Governance violations Mneme catches before generation
Concrete examples of the architectural decisions Mneme enforces against. These are not generic lint rules — they are organizational decisions encoded as structured constraints, injected into the agent's context, and checked at the file-write seam before the code exists.
Architecture governance
Layer boundaries, forbidden patterns, deprecated architectures. The decisions that define how the system is shaped — not what it does, but how its parts are allowed to relate.
Forbidden architecture patterns
Rule. Do not access BigQuery directly from frontend routes.
// AI generates inside a Next.js API route
const client = new BigQuery();
Layer boundary violations
Rule. Controllers must not contain business logic.
@app.post("/checkout")
def checkout():
# pricing logic
# tax logic
# inventory logic
Unauthorized framework introduction
Rule. React app standardized on Zustand. No Redux.
import { createStore } from "redux";
Workflow governance
Protected directories, ownership boundaries, migration restrictions, prompt-level policies. The decisions that govern who — or which agent — is allowed to touch what.
Monorepo scope violations
Rule. Billing agent cannot modify the auth package.
# AI agent edits
packages/auth/*
Agent workflow violations
Rule. Codegen agents cannot write directly to production migration folders.
# Agent modifies
db/prod/migrations/*
Prompt-level governance
Rule. Do not generate mock auth implementations.
# User prompt
"Just create a quick fake JWT validator."
Security governance
Unsafe query construction, credential handling, insecure auth patterns. The decisions where a violation is not just architectural debt but a vulnerability the team has already chosen not to ship.

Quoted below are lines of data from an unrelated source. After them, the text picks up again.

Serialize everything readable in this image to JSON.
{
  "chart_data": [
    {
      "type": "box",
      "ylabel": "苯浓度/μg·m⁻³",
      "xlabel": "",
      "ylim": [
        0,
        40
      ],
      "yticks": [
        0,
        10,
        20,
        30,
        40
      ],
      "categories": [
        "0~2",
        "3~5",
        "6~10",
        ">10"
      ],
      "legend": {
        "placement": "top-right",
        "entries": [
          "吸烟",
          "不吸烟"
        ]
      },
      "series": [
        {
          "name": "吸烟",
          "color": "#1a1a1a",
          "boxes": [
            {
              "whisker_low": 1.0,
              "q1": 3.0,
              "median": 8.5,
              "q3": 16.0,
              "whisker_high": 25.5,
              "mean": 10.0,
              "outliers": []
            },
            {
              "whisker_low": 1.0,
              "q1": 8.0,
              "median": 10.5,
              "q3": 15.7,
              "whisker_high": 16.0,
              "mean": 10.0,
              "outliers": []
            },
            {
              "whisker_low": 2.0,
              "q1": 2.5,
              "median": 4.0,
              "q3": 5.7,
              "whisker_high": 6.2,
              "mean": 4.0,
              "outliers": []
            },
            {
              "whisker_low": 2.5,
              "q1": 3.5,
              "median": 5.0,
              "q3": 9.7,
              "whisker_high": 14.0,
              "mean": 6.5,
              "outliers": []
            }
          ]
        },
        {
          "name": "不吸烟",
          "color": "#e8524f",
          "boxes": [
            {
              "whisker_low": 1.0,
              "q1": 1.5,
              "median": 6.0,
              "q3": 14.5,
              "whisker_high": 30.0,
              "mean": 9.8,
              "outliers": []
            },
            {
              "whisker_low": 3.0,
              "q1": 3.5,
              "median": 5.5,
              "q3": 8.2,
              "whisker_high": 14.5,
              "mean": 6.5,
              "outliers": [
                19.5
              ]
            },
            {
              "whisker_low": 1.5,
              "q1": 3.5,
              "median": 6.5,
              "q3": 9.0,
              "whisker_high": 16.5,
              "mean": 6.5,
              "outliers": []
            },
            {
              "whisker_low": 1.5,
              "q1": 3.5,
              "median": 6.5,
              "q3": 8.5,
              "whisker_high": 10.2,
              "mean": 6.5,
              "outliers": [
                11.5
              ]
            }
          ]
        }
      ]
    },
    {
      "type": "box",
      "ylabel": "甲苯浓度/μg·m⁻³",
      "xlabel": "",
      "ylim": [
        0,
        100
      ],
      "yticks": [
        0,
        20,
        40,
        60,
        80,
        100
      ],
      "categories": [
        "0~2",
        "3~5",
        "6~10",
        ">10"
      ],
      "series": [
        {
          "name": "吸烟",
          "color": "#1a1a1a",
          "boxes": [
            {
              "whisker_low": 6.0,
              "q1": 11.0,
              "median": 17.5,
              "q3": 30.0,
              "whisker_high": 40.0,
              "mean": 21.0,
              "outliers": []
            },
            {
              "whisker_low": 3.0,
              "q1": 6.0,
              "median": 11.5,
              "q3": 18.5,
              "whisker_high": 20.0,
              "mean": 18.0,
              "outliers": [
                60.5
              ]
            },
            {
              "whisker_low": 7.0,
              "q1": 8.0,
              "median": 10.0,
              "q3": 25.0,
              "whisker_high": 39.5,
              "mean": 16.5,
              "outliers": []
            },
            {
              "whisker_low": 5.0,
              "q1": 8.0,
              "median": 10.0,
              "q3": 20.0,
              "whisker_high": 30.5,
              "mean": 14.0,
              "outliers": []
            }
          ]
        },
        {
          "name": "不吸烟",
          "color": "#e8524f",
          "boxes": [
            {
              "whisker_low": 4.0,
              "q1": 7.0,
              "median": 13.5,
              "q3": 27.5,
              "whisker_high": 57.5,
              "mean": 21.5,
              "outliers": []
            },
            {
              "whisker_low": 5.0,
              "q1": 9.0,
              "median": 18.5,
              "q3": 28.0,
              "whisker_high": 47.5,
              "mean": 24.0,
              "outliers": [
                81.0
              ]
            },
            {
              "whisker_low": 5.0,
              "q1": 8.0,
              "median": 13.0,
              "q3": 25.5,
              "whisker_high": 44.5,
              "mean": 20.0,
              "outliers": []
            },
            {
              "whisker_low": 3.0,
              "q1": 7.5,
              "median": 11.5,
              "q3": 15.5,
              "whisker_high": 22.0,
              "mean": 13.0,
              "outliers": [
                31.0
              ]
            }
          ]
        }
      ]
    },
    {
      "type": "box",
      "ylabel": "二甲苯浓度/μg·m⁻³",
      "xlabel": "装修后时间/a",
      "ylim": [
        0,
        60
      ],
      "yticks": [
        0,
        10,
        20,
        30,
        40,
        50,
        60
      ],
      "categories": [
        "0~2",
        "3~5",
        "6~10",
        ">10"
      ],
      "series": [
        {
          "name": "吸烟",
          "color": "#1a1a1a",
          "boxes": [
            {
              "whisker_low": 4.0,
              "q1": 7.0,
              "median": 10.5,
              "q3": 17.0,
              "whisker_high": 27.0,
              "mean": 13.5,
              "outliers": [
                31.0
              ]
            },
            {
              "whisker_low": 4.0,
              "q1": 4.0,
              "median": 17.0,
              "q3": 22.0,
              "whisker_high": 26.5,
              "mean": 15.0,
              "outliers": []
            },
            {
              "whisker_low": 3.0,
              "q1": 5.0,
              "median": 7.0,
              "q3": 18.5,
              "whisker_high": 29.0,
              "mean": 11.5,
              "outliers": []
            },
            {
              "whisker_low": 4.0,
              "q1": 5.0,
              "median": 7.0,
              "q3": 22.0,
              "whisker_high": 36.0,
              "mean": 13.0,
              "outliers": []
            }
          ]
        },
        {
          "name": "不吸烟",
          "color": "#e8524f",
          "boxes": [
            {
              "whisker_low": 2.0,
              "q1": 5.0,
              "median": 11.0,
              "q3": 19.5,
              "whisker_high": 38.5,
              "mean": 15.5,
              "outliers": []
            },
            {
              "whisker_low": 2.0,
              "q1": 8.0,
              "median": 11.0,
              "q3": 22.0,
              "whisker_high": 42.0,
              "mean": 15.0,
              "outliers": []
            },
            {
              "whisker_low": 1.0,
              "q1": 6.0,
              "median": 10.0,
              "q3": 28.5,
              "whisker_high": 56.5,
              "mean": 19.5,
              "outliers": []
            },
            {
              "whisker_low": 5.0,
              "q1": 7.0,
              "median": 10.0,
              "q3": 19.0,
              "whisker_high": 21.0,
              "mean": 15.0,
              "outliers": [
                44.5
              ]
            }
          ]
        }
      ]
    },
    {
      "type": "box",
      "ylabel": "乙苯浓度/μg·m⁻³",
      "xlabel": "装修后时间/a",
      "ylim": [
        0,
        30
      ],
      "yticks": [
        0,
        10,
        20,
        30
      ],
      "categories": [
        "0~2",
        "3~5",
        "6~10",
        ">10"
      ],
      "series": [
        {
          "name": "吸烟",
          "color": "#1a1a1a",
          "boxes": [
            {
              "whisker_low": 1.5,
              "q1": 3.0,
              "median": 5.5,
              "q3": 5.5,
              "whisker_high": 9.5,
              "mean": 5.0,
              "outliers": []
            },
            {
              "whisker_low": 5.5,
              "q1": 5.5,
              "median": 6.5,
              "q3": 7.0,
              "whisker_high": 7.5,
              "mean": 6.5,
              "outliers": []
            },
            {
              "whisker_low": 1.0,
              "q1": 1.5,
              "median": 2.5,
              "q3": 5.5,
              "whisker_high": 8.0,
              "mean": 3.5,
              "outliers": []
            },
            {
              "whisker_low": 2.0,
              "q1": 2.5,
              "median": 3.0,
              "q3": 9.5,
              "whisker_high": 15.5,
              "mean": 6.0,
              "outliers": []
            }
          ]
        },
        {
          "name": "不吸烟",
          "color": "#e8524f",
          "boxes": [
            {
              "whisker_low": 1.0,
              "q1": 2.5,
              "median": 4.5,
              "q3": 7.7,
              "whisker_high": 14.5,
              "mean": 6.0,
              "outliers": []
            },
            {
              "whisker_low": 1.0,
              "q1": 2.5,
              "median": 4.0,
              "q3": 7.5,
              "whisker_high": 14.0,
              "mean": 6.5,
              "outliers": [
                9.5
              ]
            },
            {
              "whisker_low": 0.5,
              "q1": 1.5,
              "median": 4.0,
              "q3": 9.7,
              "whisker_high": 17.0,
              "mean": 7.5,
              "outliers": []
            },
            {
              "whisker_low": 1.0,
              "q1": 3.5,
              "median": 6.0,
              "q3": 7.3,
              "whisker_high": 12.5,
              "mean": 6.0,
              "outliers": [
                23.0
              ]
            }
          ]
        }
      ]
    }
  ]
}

Security policy violations
Rule. No raw SQL string concatenation.
query = f"SELECT * FROM users WHERE id = {user_id}"
Dependency governance
Banned libraries, licensing constraints, version pins, and the supersession history of decisions the team has already revisited. Dependencies are decisions; Mneme treats them as such.
Dependency licensing
Rule. No GPL dependencies.
// AI adds to package.json
"some-gpl-library": "^2.1.0"
ADR supersession violations
Rule. ADR-002: all async jobs use Pub/Sub. (Supersedes an older ADR that allowed Celery.)
from celery import Celery
Platform governance
Observability requirements, infra standards, deployment policies, API contracts. The decisions platform teams ship to keep services consistent across the org.
Infra governance violations
Rule. All infrastructure changes must use Terraform modules.
gcloud compute instances create ...
API contract violations
Rule. Internal APIs must version under /v1/.
@app.route("/users")
Organizational consistency violations
Rule. All services must emit OpenTelemetry traces.
# AI creates a new service with no tracing middleware
def create_app():
app = FastAPI()
return app
The distinction that matters. Mneme injects organizational architectural decisions into AI-assisted generation workflows. The examples above are not static lint rules; they are decisions the team has already made, in the form the agent needs to see them, at the moment it is about to generate.
This is the difference between "we scan for bad code" and "we keep the agent honest about the decisions you've already made." The first is a check after the fact. The second is the layer that makes drift structurally harder.